Pan Yi Cheng of Singapore-based design studio, Produce, tells us how the team conceived an organic, multifaceted experience for the new XTRA Retail in Marina Square.

Pan Yi Cheng, Chief Creative Producer. Portrait: Mindy Tan

How did Produce conceive the design approach for XTRA’s new showroom in Marina Square? 

The XTRA space has to be one that encompasses many unique brands while allowing each brand to express themselves independently. This requires a design that is flexible but not generic.

We subtly divided the internal layout into organic cellular parcels of varying sizes, demarcated using floor inlaid brass strips and suspended metal mesh ceiling. This provides XTRA with the flexibility of determining and curating the brand mix within these cells, forming mini stores within the showroom. Within each cell, the brand can freely design their mini store to express their merchandise; the flooring can be carpeted and the mesh ceiling allows the hanging of lighting and decoration.

In order to allow each brand to showcase their seasonal features or new arrivals, we gave each brand a share of the shopfront. The shopfront is designed with a series of “pop-up” stores that serve as an extension to the mini stores within. These pop-ups break down the scale of the long shopfront and give the impression of a bazaar-like street within Marina Square.

Is there an underlying formula behind how each mini store was devised?

The sub-division of the plan is adapted from a technique of partitioning space called the Voronoi pattern. Each brand is given a centre point and the floor demarcations are simply lines formed in the middle of two points. These lines are then connected to form cells.

XTRA, Marina Square. Rendering courtesy of Produce

How will the Herman Miller store-in-store experience sit within the new space?

The Herman Miller store-in-store occupies the largest cell within the XTRA store. Herman Miller is a 93-year-old brand that is better known for its two distinctive range of products – the classic range, characterised by the Eames moulded plywood furniture and the ergonomic work chair range, characterised by the innovative use of material and advanced geometry to mould around the human body.

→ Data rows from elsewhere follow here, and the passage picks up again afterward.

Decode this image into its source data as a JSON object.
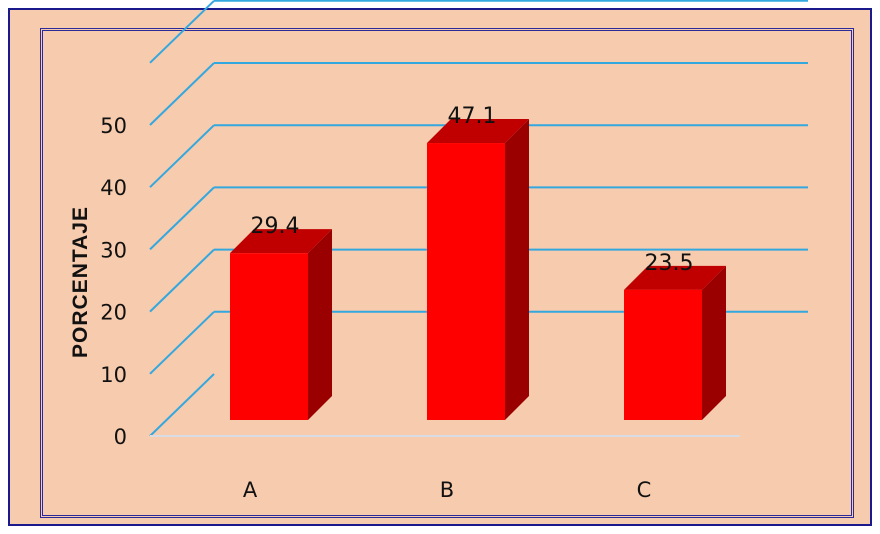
{
  "chart_data": {
    "type": "bar",
    "style": "3d",
    "title": "",
    "xlabel": "",
    "ylabel": "PORCENTAJE",
    "categories": [
      "A",
      "B",
      "C"
    ],
    "values": [
      29.4,
      47.1,
      23.5
    ],
    "data_labels": [
      "29.4",
      "47.1",
      "23.5"
    ],
    "ylim": [
      0,
      50
    ],
    "yticks": [
      0,
      10,
      20,
      30,
      40,
      50
    ],
    "ytick_labels": [
      "0",
      "10",
      "20",
      "30",
      "40",
      "50"
    ],
    "grid": true,
    "legend": "none",
    "colors": {
      "bar_front": "#ff0000",
      "bar_top": "#c00000",
      "bar_side": "#9a0000",
      "gridline": "#33a8df",
      "floor": "#d9dde3",
      "background": "#f7cbae",
      "border": "#1a1a8c"
    }
  }
}
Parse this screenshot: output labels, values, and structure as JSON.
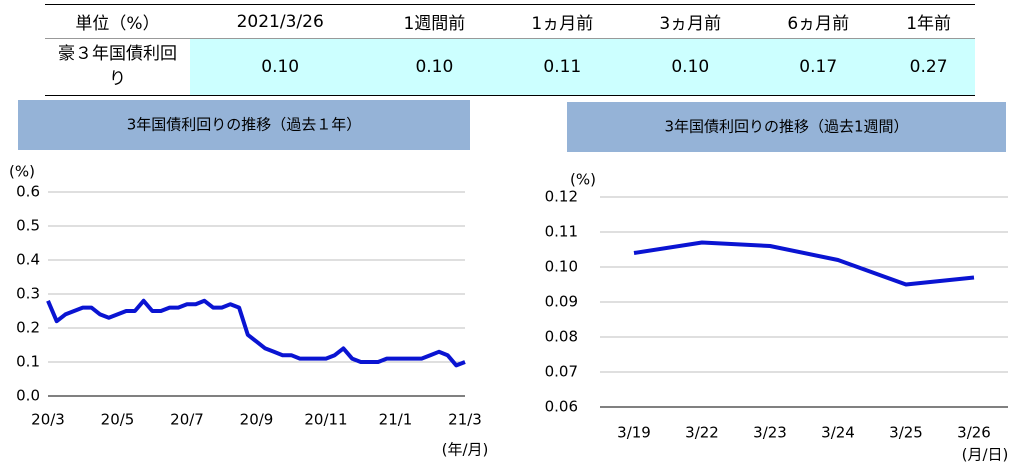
{
  "table": {
    "header": [
      "単位（%）",
      "2021/3/26",
      "1週間前",
      "1ヵ月前",
      "3ヵ月前",
      "6ヵ月前",
      "1年前"
    ],
    "rows": [
      [
        "豪３年国債利回り",
        "0.10",
        "0.10",
        "0.11",
        "0.10",
        "0.17",
        "0.27"
      ]
    ]
  },
  "chart_data": [
    {
      "type": "line",
      "title": "3年国債利回りの推移（過去１年）",
      "y_label": "(%)",
      "x_label": "(年/月)",
      "categories": [
        "20/3",
        null,
        null,
        null,
        null,
        null,
        null,
        null,
        "20/5",
        null,
        null,
        null,
        null,
        null,
        null,
        null,
        "20/7",
        null,
        null,
        null,
        null,
        null,
        null,
        null,
        "20/9",
        null,
        null,
        null,
        null,
        null,
        null,
        null,
        "20/11",
        null,
        null,
        null,
        null,
        null,
        null,
        null,
        "21/1",
        null,
        null,
        null,
        null,
        null,
        null,
        null,
        "21/3"
      ],
      "series": [
        {
          "color": "#0a14d2",
          "values": [
            0.28,
            0.22,
            0.24,
            0.25,
            0.26,
            0.26,
            0.24,
            0.23,
            0.24,
            0.25,
            0.25,
            0.28,
            0.25,
            0.25,
            0.26,
            0.26,
            0.27,
            0.27,
            0.28,
            0.26,
            0.26,
            0.27,
            0.26,
            0.18,
            0.16,
            0.14,
            0.13,
            0.12,
            0.12,
            0.11,
            0.11,
            0.11,
            0.11,
            0.12,
            0.14,
            0.11,
            0.1,
            0.1,
            0.1,
            0.11,
            0.11,
            0.11,
            0.11,
            0.11,
            0.12,
            0.13,
            0.12,
            0.09,
            0.1
          ]
        }
      ],
      "ylim": [
        0,
        0.6
      ],
      "yticks": [
        {
          "value": 0,
          "label": "0.0"
        },
        0.1,
        0.2,
        0.3,
        0.4,
        0.5,
        0.6
      ],
      "grid": true
    },
    {
      "type": "line",
      "title": "3年国債利回りの推移（過去1週間）",
      "y_label": "(%)",
      "x_label": "(月/日)",
      "categories": [
        "3/19",
        "3/22",
        "3/23",
        "3/24",
        "3/25",
        "3/26"
      ],
      "series": [
        {
          "color": "#0a14d2",
          "values": [
            0.104,
            0.107,
            0.106,
            0.102,
            0.095,
            0.097
          ]
        }
      ],
      "ylim": [
        0.06,
        0.12
      ],
      "yticks": [
        0.06,
        0.07,
        0.08,
        0.09,
        {
          "value": 0.1,
          "label": "0.10"
        },
        0.11,
        0.12
      ],
      "grid": true
    }
  ]
}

In order to design an envelope that encapsulates the essence of the Herman Miller design philosophy, as evident in their two important product ranges, we decided to combine the two key characteristics of Herman Miller design; the use of Plywood as the primary material and shaping it using experimental geometry and technique.

Version 1 of Herman Miller store-in-store at XTRA, Park Mall

This follows the design of the Herman Miller envelope at XTRA’s previous showroom in Park Mall. [The design was completed under P.A.C, whose Design Director was Pan. It won ‘Best Retail Project’ at the 2012 World Architecture Festival.]

While the envelope in Version 1 was shaped using a mesh geometry, which stitched together an array of differentiated triangular plywood panels, Version 2 resolves the shaping of plywood using a tailoring technique called darting. Originally used to shape fabric to fit the human body, we exported this technique onto plywood to shape the Herman Miller space.

The darts and their respective dart angles on a flat piece of plywood determine the corresponding curvature of the skin when the dart is closed. Circular cutouts are used at the converging point of the darts to provide allowances for the plywood to bend and to avoid tears on the plywood. When assembled, it forms a naturally undulated surface, much like the ruching of fabric.

The most challenging part of the process is the translation from flat pattern drawing to three-dimensional modelling, and vice versa. We had to employ a number of new computational techniques for computer simulation as well as physical trial-and-errors to arrive at the desired curvature. The elasticity of the plywood material is also a major factor in the shaping of the envelope. The dart angles have to be recalibrated when there is a change in the type and constitution of the plywood during the course of the experimentations.

Tell us about your material palette for the entire store.

Certain finishing products carried by XTRA are specified in the design to showcase the potential and character of the products. A selection of colourful Bolon flooring is used to clad the interiors of the shopfront pop-ups. Dark Ash Oberflex veneer laminates are used to clad the exteriors of the pop-ups. The flooring of the store is completed in cement screed with grey terrazzo accent.

What is the experience that you hope to create for customers? 

We hope that customers approaching the new XTRA store will be able to browse the featured products along the pop-up stores at the shopfront, which gives them a preview of what to look out for as they enter the store. In the store, customers can browse from cell to cell, exhibits to exhibits.